Cinquième semaine - quelques réflexions inutiles
Cinquième semaine. Hier soir, le président de la république a annoncé dans son discours ce que nous pressentions tous: le déconfinement ne débuterait pas avant le 11 mai. (Tiens, "déconfinement" : ces notions nouvelles deviennent si vite familières!)
Ce n'était pas inattendu mais la frustration, l'impatience de certains - et parmi eux, il y en a qui ne sont pas les plus mal lotis avec grande maison, jardin - s'expriment en contestation: il faut descendre dans la rue, réclamer notre dû, masques, tests, liberté de circuler, la vie comme avant mais en mieux!

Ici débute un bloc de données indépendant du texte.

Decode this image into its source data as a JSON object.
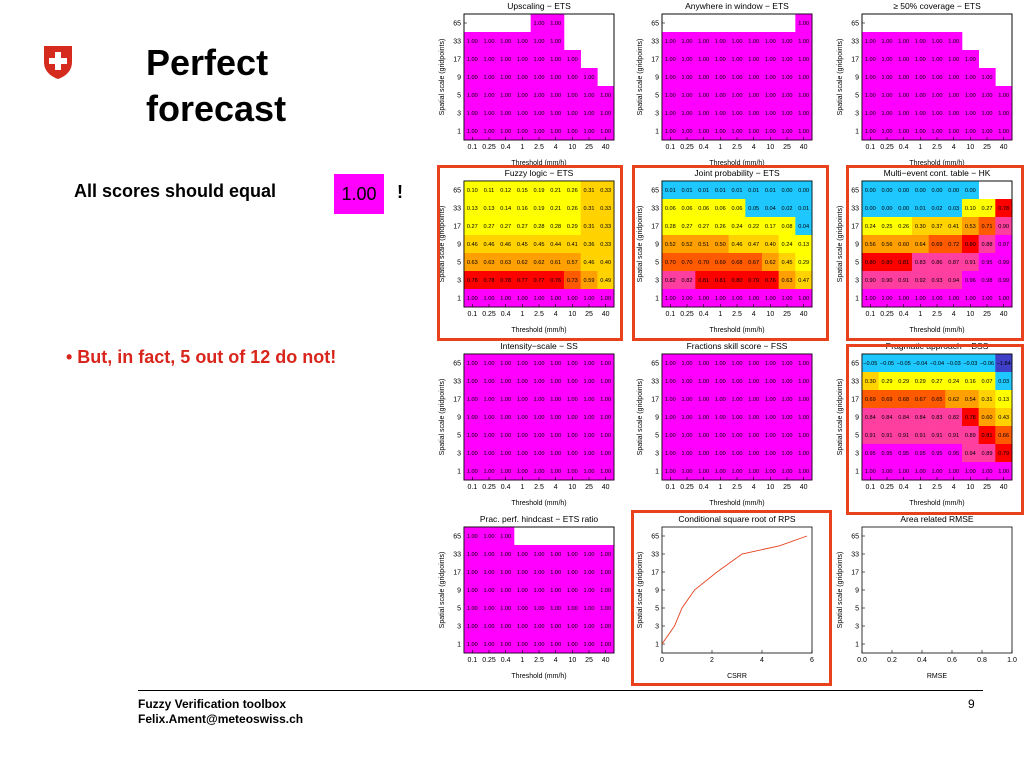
{
  "slide": {
    "title": "Perfect\nforecast",
    "subtitle": "All scores should equal",
    "badge_value": "1.00",
    "exclamation": "!",
    "bullet": "• But, in fact, 5 out of 12 do not!",
    "footer_line1": "Fuzzy Verification toolbox",
    "footer_line2": "Felix.Ament@meteoswiss.ch",
    "page_number": "9"
  },
  "colors": {
    "accent_red": "#e8411c",
    "magenta": "#ff00ff",
    "logo_red": "#d52b1e"
  },
  "chart_data": [
    {
      "type": "heatmap",
      "title": "Upscaling − ETS",
      "xlabel": "Threshold (mm/h)",
      "ylabel": "Spatial scale (gridpoints)",
      "x_ticks": [
        "0.1",
        "0.25",
        "0.4",
        "1",
        "2.5",
        "4",
        "10",
        "25",
        "40"
      ],
      "y_ticks": [
        "65",
        "33",
        "17",
        "9",
        "5",
        "3",
        "1"
      ],
      "highlighted": false,
      "cells": [
        [
          "",
          "",
          "",
          "",
          "1.00",
          "1.00",
          "",
          "",
          ""
        ],
        [
          "1.00",
          "1.00",
          "1.00",
          "1.00",
          "1.00",
          "1.00",
          "",
          "",
          ""
        ],
        [
          "1.00",
          "1.00",
          "1.00",
          "1.00",
          "1.00",
          "1.00",
          "1.00",
          "",
          ""
        ],
        [
          "1.00",
          "1.00",
          "1.00",
          "1.00",
          "1.00",
          "1.00",
          "1.00",
          "1.00",
          ""
        ],
        [
          "1.00",
          "1.00",
          "1.00",
          "1.00",
          "1.00",
          "1.00",
          "1.00",
          "1.00",
          "1.00"
        ],
        [
          "1.00",
          "1.00",
          "1.00",
          "1.00",
          "1.00",
          "1.00",
          "1.00",
          "1.00",
          "1.00"
        ],
        [
          "1.00",
          "1.00",
          "1.00",
          "1.00",
          "1.00",
          "1.00",
          "1.00",
          "1.00",
          "1.00"
        ]
      ]
    },
    {
      "type": "heatmap",
      "title": "Anywhere in window − ETS",
      "xlabel": "Threshold (mm/h)",
      "ylabel": "Spatial scale (gridpoints)",
      "x_ticks": [
        "0.1",
        "0.25",
        "0.4",
        "1",
        "2.5",
        "4",
        "10",
        "25",
        "40"
      ],
      "y_ticks": [
        "65",
        "33",
        "17",
        "9",
        "5",
        "3",
        "1"
      ],
      "highlighted": false,
      "cells": [
        [
          "",
          "",
          "",
          "",
          "",
          "",
          "",
          "",
          "1.00"
        ],
        [
          "1.00",
          "1.00",
          "1.00",
          "1.00",
          "1.00",
          "1.00",
          "1.00",
          "1.00",
          "1.00"
        ],
        [
          "1.00",
          "1.00",
          "1.00",
          "1.00",
          "1.00",
          "1.00",
          "1.00",
          "1.00",
          "1.00"
        ],
        [
          "1.00",
          "1.00",
          "1.00",
          "1.00",
          "1.00",
          "1.00",
          "1.00",
          "1.00",
          "1.00"
        ],
        [
          "1.00",
          "1.00",
          "1.00",
          "1.00",
          "1.00",
          "1.00",
          "1.00",
          "1.00",
          "1.00"
        ],
        [
          "1.00",
          "1.00",
          "1.00",
          "1.00",
          "1.00",
          "1.00",
          "1.00",
          "1.00",
          "1.00"
        ],
        [
          "1.00",
          "1.00",
          "1.00",
          "1.00",
          "1.00",
          "1.00",
          "1.00",
          "1.00",
          "1.00"
        ]
      ]
    },
    {
      "type": "heatmap",
      "title": "≥ 50% coverage − ETS",
      "xlabel": "Threshold (mm/h)",
      "ylabel": "Spatial scale (gridpoints)",
      "x_ticks": [
        "0.1",
        "0.25",
        "0.4",
        "1",
        "2.5",
        "4",
        "10",
        "25",
        "40"
      ],
      "y_ticks": [
        "65",
        "33",
        "17",
        "9",
        "5",
        "3",
        "1"
      ],
      "highlighted": false,
      "cells": [
        [
          "",
          "",
          "",
          "",
          "",
          "",
          "",
          "",
          ""
        ],
        [
          "1.00",
          "1.00",
          "1.00",
          "1.00",
          "1.00",
          "1.00",
          "",
          "",
          ""
        ],
        [
          "1.00",
          "1.00",
          "1.00",
          "1.00",
          "1.00",
          "1.00",
          "1.00",
          "",
          ""
        ],
        [
          "1.00",
          "1.00",
          "1.00",
          "1.00",
          "1.00",
          "1.00",
          "1.00",
          "1.00",
          ""
        ],
        [
          "1.00",
          "1.00",
          "1.00",
          "1.00",
          "1.00",
          "1.00",
          "1.00",
          "1.00",
          "1.00"
        ],
        [
          "1.00",
          "1.00",
          "1.00",
          "1.00",
          "1.00",
          "1.00",
          "1.00",
          "1.00",
          "1.00"
        ],
        [
          "1.00",
          "1.00",
          "1.00",
          "1.00",
          "1.00",
          "1.00",
          "1.00",
          "1.00",
          "1.00"
        ]
      ]
    },
    {
      "type": "heatmap",
      "title": "Fuzzy logic − ETS",
      "xlabel": "Threshold (mm/h)",
      "ylabel": "Spatial scale (gridpoints)",
      "x_ticks": [
        "0.1",
        "0.25",
        "0.4",
        "1",
        "2.5",
        "4",
        "10",
        "25",
        "40"
      ],
      "y_ticks": [
        "65",
        "33",
        "17",
        "9",
        "5",
        "3",
        "1"
      ],
      "highlighted": true,
      "cells": [
        [
          "0.10",
          "0.11",
          "0.12",
          "0.15",
          "0.19",
          "0.21",
          "0.26",
          "0.31",
          "0.33"
        ],
        [
          "0.13",
          "0.13",
          "0.14",
          "0.16",
          "0.19",
          "0.21",
          "0.26",
          "0.31",
          "0.33"
        ],
        [
          "0.27",
          "0.27",
          "0.27",
          "0.27",
          "0.28",
          "0.28",
          "0.29",
          "0.31",
          "0.33"
        ],
        [
          "0.46",
          "0.46",
          "0.46",
          "0.45",
          "0.45",
          "0.44",
          "0.41",
          "0.36",
          "0.33"
        ],
        [
          "0.63",
          "0.63",
          "0.63",
          "0.62",
          "0.62",
          "0.61",
          "0.57",
          "0.46",
          "0.40"
        ],
        [
          "0.78",
          "0.78",
          "0.78",
          "0.77",
          "0.77",
          "0.76",
          "0.73",
          "0.59",
          "0.49"
        ],
        [
          "1.00",
          "1.00",
          "1.00",
          "1.00",
          "1.00",
          "1.00",
          "1.00",
          "1.00",
          "1.00"
        ]
      ]
    },
    {
      "type": "heatmap",
      "title": "Joint probability − ETS",
      "xlabel": "Threshold (mm/h)",
      "ylabel": "Spatial scale (gridpoints)",
      "x_ticks": [
        "0.1",
        "0.25",
        "0.4",
        "1",
        "2.5",
        "4",
        "10",
        "25",
        "40"
      ],
      "y_ticks": [
        "65",
        "33",
        "17",
        "9",
        "5",
        "3",
        "1"
      ],
      "highlighted": true,
      "cells": [
        [
          "0.01",
          "0.01",
          "0.01",
          "0.01",
          "0.01",
          "0.01",
          "0.01",
          "0.00",
          "0.00"
        ],
        [
          "0.06",
          "0.06",
          "0.06",
          "0.06",
          "0.06",
          "0.05",
          "0.04",
          "0.02",
          "0.01"
        ],
        [
          "0.28",
          "0.27",
          "0.27",
          "0.26",
          "0.24",
          "0.22",
          "0.17",
          "0.08",
          "0.04"
        ],
        [
          "0.52",
          "0.52",
          "0.51",
          "0.50",
          "0.46",
          "0.47",
          "0.40",
          "0.24",
          "0.13"
        ],
        [
          "0.70",
          "0.70",
          "0.70",
          "0.69",
          "0.68",
          "0.67",
          "0.62",
          "0.45",
          "0.29"
        ],
        [
          "0.82",
          "0.82",
          "0.81",
          "0.81",
          "0.80",
          "0.79",
          "0.76",
          "0.63",
          "0.47"
        ],
        [
          "1.00",
          "1.00",
          "1.00",
          "1.00",
          "1.00",
          "1.00",
          "1.00",
          "1.00",
          "1.00"
        ]
      ]
    },
    {
      "type": "heatmap",
      "title": "Multi−event cont. table − HK",
      "xlabel": "Threshold (mm/h)",
      "ylabel": "Spatial scale (gridpoints)",
      "x_ticks": [
        "0.1",
        "0.25",
        "0.4",
        "1",
        "2.5",
        "4",
        "10",
        "25",
        "40"
      ],
      "y_ticks": [
        "65",
        "33",
        "17",
        "9",
        "5",
        "3",
        "1"
      ],
      "highlighted": true,
      "cells": [
        [
          "0.00",
          "0.00",
          "0.00",
          "0.00",
          "0.00",
          "0.00",
          "0.00",
          "",
          ""
        ],
        [
          "0.00",
          "0.00",
          "0.00",
          "0.01",
          "0.02",
          "0.03",
          "0.10",
          "0.27",
          "0.78"
        ],
        [
          "0.24",
          "0.25",
          "0.26",
          "0.30",
          "0.37",
          "0.41",
          "0.53",
          "0.71",
          "0.90"
        ],
        [
          "0.56",
          "0.56",
          "0.60",
          "0.64",
          "0.69",
          "0.72",
          "0.80",
          "0.88",
          "0.97"
        ],
        [
          "0.80",
          "0.80",
          "0.81",
          "0.83",
          "0.86",
          "0.87",
          "0.91",
          "0.95",
          "0.99"
        ],
        [
          "0.90",
          "0.90",
          "0.91",
          "0.92",
          "0.93",
          "0.94",
          "0.96",
          "0.98",
          "0.99"
        ],
        [
          "1.00",
          "1.00",
          "1.00",
          "1.00",
          "1.00",
          "1.00",
          "1.00",
          "1.00",
          "1.00"
        ]
      ]
    },
    {
      "type": "heatmap",
      "title": "Intensity−scale − SS",
      "xlabel": "Threshold (mm/h)",
      "ylabel": "Spatial scale (gridpoints)",
      "x_ticks": [
        "0.1",
        "0.25",
        "0.4",
        "1",
        "2.5",
        "4",
        "10",
        "25",
        "40"
      ],
      "y_ticks": [
        "65",
        "33",
        "17",
        "9",
        "5",
        "3",
        "1"
      ],
      "highlighted": false,
      "cells": [
        [
          "1.00",
          "1.00",
          "1.00",
          "1.00",
          "1.00",
          "1.00",
          "1.00",
          "1.00",
          "1.00"
        ],
        [
          "1.00",
          "1.00",
          "1.00",
          "1.00",
          "1.00",
          "1.00",
          "1.00",
          "1.00",
          "1.00"
        ],
        [
          "1.00",
          "1.00",
          "1.00",
          "1.00",
          "1.00",
          "1.00",
          "1.00",
          "1.00",
          "1.00"
        ],
        [
          "1.00",
          "1.00",
          "1.00",
          "1.00",
          "1.00",
          "1.00",
          "1.00",
          "1.00",
          "1.00"
        ],
        [
          "1.00",
          "1.00",
          "1.00",
          "1.00",
          "1.00",
          "1.00",
          "1.00",
          "1.00",
          "1.00"
        ],
        [
          "1.00",
          "1.00",
          "1.00",
          "1.00",
          "1.00",
          "1.00",
          "1.00",
          "1.00",
          "1.00"
        ],
        [
          "1.00",
          "1.00",
          "1.00",
          "1.00",
          "1.00",
          "1.00",
          "1.00",
          "1.00",
          "1.00"
        ]
      ]
    },
    {
      "type": "heatmap",
      "title": "Fractions skill score − FSS",
      "xlabel": "Threshold (mm/h)",
      "ylabel": "Spatial scale (gridpoints)",
      "x_ticks": [
        "0.1",
        "0.25",
        "0.4",
        "1",
        "2.5",
        "4",
        "10",
        "25",
        "40"
      ],
      "y_ticks": [
        "65",
        "33",
        "17",
        "9",
        "5",
        "3",
        "1"
      ],
      "highlighted": false,
      "cells": [
        [
          "1.00",
          "1.00",
          "1.00",
          "1.00",
          "1.00",
          "1.00",
          "1.00",
          "1.00",
          "1.00"
        ],
        [
          "1.00",
          "1.00",
          "1.00",
          "1.00",
          "1.00",
          "1.00",
          "1.00",
          "1.00",
          "1.00"
        ],
        [
          "1.00",
          "1.00",
          "1.00",
          "1.00",
          "1.00",
          "1.00",
          "1.00",
          "1.00",
          "1.00"
        ],
        [
          "1.00",
          "1.00",
          "1.00",
          "1.00",
          "1.00",
          "1.00",
          "1.00",
          "1.00",
          "1.00"
        ],
        [
          "1.00",
          "1.00",
          "1.00",
          "1.00",
          "1.00",
          "1.00",
          "1.00",
          "1.00",
          "1.00"
        ],
        [
          "1.00",
          "1.00",
          "1.00",
          "1.00",
          "1.00",
          "1.00",
          "1.00",
          "1.00",
          "1.00"
        ],
        [
          "1.00",
          "1.00",
          "1.00",
          "1.00",
          "1.00",
          "1.00",
          "1.00",
          "1.00",
          "1.00"
        ]
      ]
    },
    {
      "type": "heatmap",
      "title": "Pragmatic approach − BSS",
      "xlabel": "Threshold (mm/h)",
      "ylabel": "Spatial scale (gridpoints)",
      "x_ticks": [
        "0.1",
        "0.25",
        "0.4",
        "1",
        "2.5",
        "4",
        "10",
        "25",
        "40"
      ],
      "y_ticks": [
        "65",
        "33",
        "17",
        "9",
        "5",
        "3",
        "1"
      ],
      "highlighted": true,
      "cells": [
        [
          "−0.05",
          "−0.05",
          "−0.05",
          "−0.04",
          "−0.04",
          "−0.03",
          "−0.03",
          "−0.06",
          "−1.84"
        ],
        [
          "0.30",
          "0.29",
          "0.29",
          "0.29",
          "0.27",
          "0.24",
          "0.16",
          "0.07",
          "0.03"
        ],
        [
          "0.69",
          "0.69",
          "0.68",
          "0.67",
          "0.65",
          "0.62",
          "0.54",
          "0.31",
          "0.13"
        ],
        [
          "0.84",
          "0.84",
          "0.84",
          "0.84",
          "0.83",
          "0.82",
          "0.78",
          "0.60",
          "0.43"
        ],
        [
          "0.91",
          "0.91",
          "0.91",
          "0.91",
          "0.91",
          "0.91",
          "0.89",
          "0.81",
          "0.66"
        ],
        [
          "0.95",
          "0.95",
          "0.95",
          "0.95",
          "0.95",
          "0.95",
          "0.94",
          "0.89",
          "0.79"
        ],
        [
          "1.00",
          "1.00",
          "1.00",
          "1.00",
          "1.00",
          "1.00",
          "1.00",
          "1.00",
          "1.00"
        ]
      ]
    },
    {
      "type": "heatmap",
      "title": "Prac. perf. hindcast − ETS ratio",
      "xlabel": "Threshold (mm/h)",
      "ylabel": "Spatial scale (gridpoints)",
      "x_ticks": [
        "0.1",
        "0.25",
        "0.4",
        "1",
        "2.5",
        "4",
        "10",
        "25",
        "40"
      ],
      "y_ticks": [
        "65",
        "33",
        "17",
        "9",
        "5",
        "3",
        "1"
      ],
      "highlighted": false,
      "cells": [
        [
          "1.00",
          "1.00",
          "1.00",
          "",
          "",
          "",
          "",
          "",
          ""
        ],
        [
          "1.00",
          "1.00",
          "1.00",
          "1.00",
          "1.00",
          "1.00",
          "1.00",
          "1.00",
          "1.00"
        ],
        [
          "1.00",
          "1.00",
          "1.00",
          "1.00",
          "1.00",
          "1.00",
          "1.00",
          "1.00",
          "1.00"
        ],
        [
          "1.00",
          "1.00",
          "1.00",
          "1.00",
          "1.00",
          "1.00",
          "1.00",
          "1.00",
          "1.00"
        ],
        [
          "1.00",
          "1.00",
          "1.00",
          "1.00",
          "1.00",
          "1.00",
          "1.00",
          "1.00",
          "1.00"
        ],
        [
          "1.00",
          "1.00",
          "1.00",
          "1.00",
          "1.00",
          "1.00",
          "1.00",
          "1.00",
          "1.00"
        ],
        [
          "1.00",
          "1.00",
          "1.00",
          "1.00",
          "1.00",
          "1.00",
          "1.00",
          "1.00",
          "1.00"
        ]
      ]
    },
    {
      "type": "line",
      "title": "Conditional square root of RPS",
      "xlabel": "CSRR",
      "ylabel": "Spatial scale (gridpoints)",
      "x_ticks": [
        "0",
        "2",
        "4",
        "6"
      ],
      "xlim": [
        0,
        6
      ],
      "y_ticks": [
        "65",
        "33",
        "17",
        "9",
        "5",
        "3",
        "1"
      ],
      "highlighted": true,
      "points": [
        [
          0.0,
          "1"
        ],
        [
          0.5,
          "3"
        ],
        [
          0.8,
          "5"
        ],
        [
          1.3,
          "9"
        ],
        [
          2.2,
          "17"
        ],
        [
          3.2,
          "33"
        ],
        [
          4.7,
          "45"
        ],
        [
          5.8,
          "65"
        ]
      ]
    },
    {
      "type": "line",
      "title": "Area related RMSE",
      "xlabel": "RMSE",
      "ylabel": "Spatial scale (gridpoints)",
      "x_ticks": [
        "0.0",
        "0.2",
        "0.4",
        "0.6",
        "0.8",
        "1.0"
      ],
      "xlim": [
        0,
        1
      ],
      "y_ticks": [
        "65",
        "33",
        "17",
        "9",
        "5",
        "3",
        "1"
      ],
      "highlighted": false,
      "points": []
    }
  ]
}
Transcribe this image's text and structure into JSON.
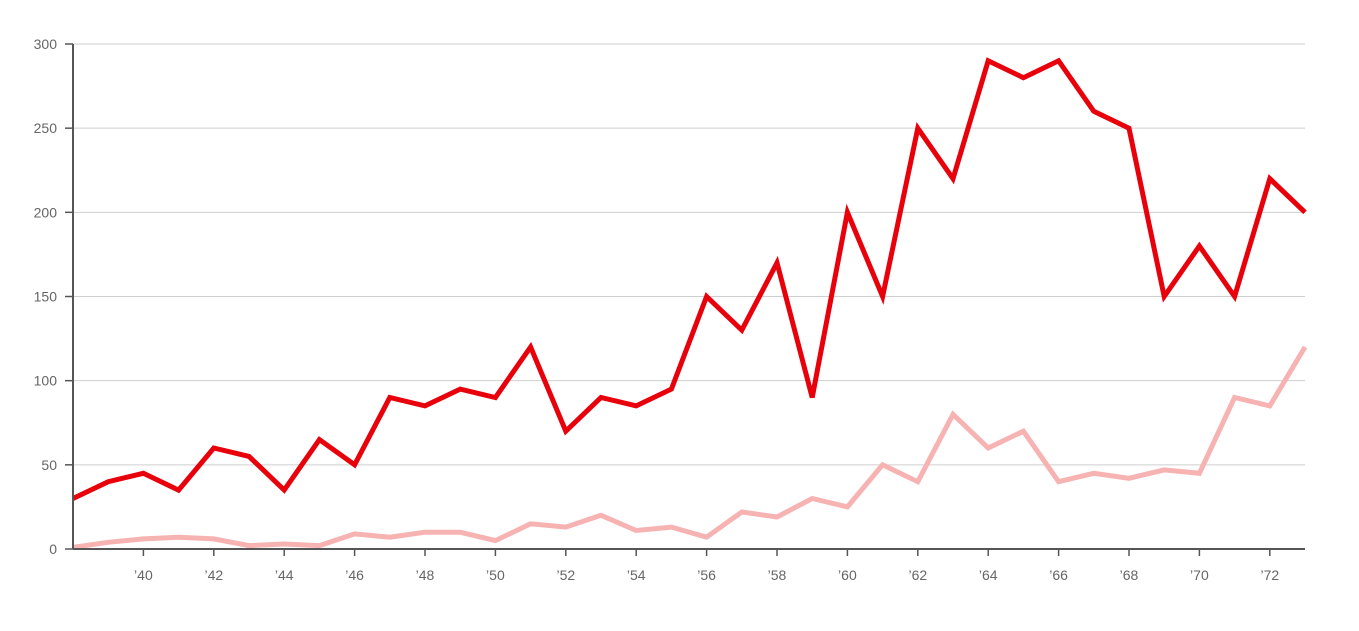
{
  "chart_data": {
    "type": "line",
    "title": "",
    "xlabel": "",
    "ylabel": "",
    "x": [
      1938,
      1939,
      1940,
      1941,
      1942,
      1943,
      1944,
      1945,
      1946,
      1947,
      1948,
      1949,
      1950,
      1951,
      1952,
      1953,
      1954,
      1955,
      1956,
      1957,
      1958,
      1959,
      1960,
      1961,
      1962,
      1963,
      1964,
      1965,
      1966,
      1967,
      1968,
      1969,
      1970,
      1971,
      1972,
      1973
    ],
    "xlim": [
      1938,
      1973
    ],
    "ylim": [
      0,
      300
    ],
    "y_ticks": [
      0,
      50,
      100,
      150,
      200,
      250,
      300
    ],
    "y_tick_labels": [
      "0",
      "50",
      "100",
      "150",
      "200",
      "250",
      "300"
    ],
    "x_ticks": [
      1940,
      1942,
      1944,
      1946,
      1948,
      1950,
      1952,
      1954,
      1956,
      1958,
      1960,
      1962,
      1964,
      1966,
      1968,
      1970,
      1972
    ],
    "x_tick_labels": [
      "’40",
      "’42",
      "’44",
      "’46",
      "’48",
      "’50",
      "’52",
      "’54",
      "’56",
      "’58",
      "’60",
      "’62",
      "’64",
      "’66",
      "’68",
      "’70",
      "’72"
    ],
    "grid": true,
    "series": [
      {
        "color": "#e8000b",
        "values": [
          30,
          40,
          45,
          35,
          60,
          55,
          35,
          65,
          50,
          90,
          85,
          95,
          90,
          120,
          70,
          90,
          85,
          95,
          150,
          130,
          170,
          90,
          200,
          150,
          250,
          220,
          290,
          280,
          290,
          260,
          250,
          150,
          180,
          150,
          220,
          200
        ]
      },
      {
        "color": "#f7b2b2",
        "values": [
          1,
          4,
          6,
          7,
          6,
          2,
          3,
          2,
          9,
          7,
          10,
          10,
          5,
          15,
          13,
          20,
          11,
          13,
          7,
          22,
          19,
          30,
          25,
          50,
          40,
          80,
          60,
          70,
          40,
          45,
          42,
          47,
          45,
          90,
          85,
          120
        ]
      }
    ]
  }
}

Le pouvoir ne fait que de mentir, c'est de leur faute si on en est arrivés là... (d'autres "complotistes" plus radicaux n'hésitent pas à reprocher aux puissants un "lâcher de virus" afin de mieux museler la foule de soumis et d'opprimés.)
Certes, il sera légitime de demander des responsabilités aux décideurs de ces dernières décennies qui ont forcé la transformation de la gestion de la santé en une entreprise qui doit gagner du fric au lieu d'en dépenser... Et même ainsi, et grâce au dévouement du personnel soignant, ce système a réussi à faire face à la tempête virale. En prenant soin de façon égale des riches et des pauvres.
Je manque peut-être de veine révolutionnaire (quelque peu échaudée par une jeunesse dans un système communiste) mais je fonce rarement sans réflexion, tête baissée aux premiers slogans appelant à casser "ceux d'en face"... Cela ne veut pas dire d'applaudir à l'arrogant mépris de ceux qui étalent leur richesse, leur toute puissance sans partage, qui fraudent de façon éhontée ou qui le cachent pudiquement pour ne pas se faire remarquer... Dans une démocratie même imparfaite, il y a la loi qui doit protéger tous les citoyens, surtout les plus démunis qui n'ont pas d'autres moyens pour se défendre.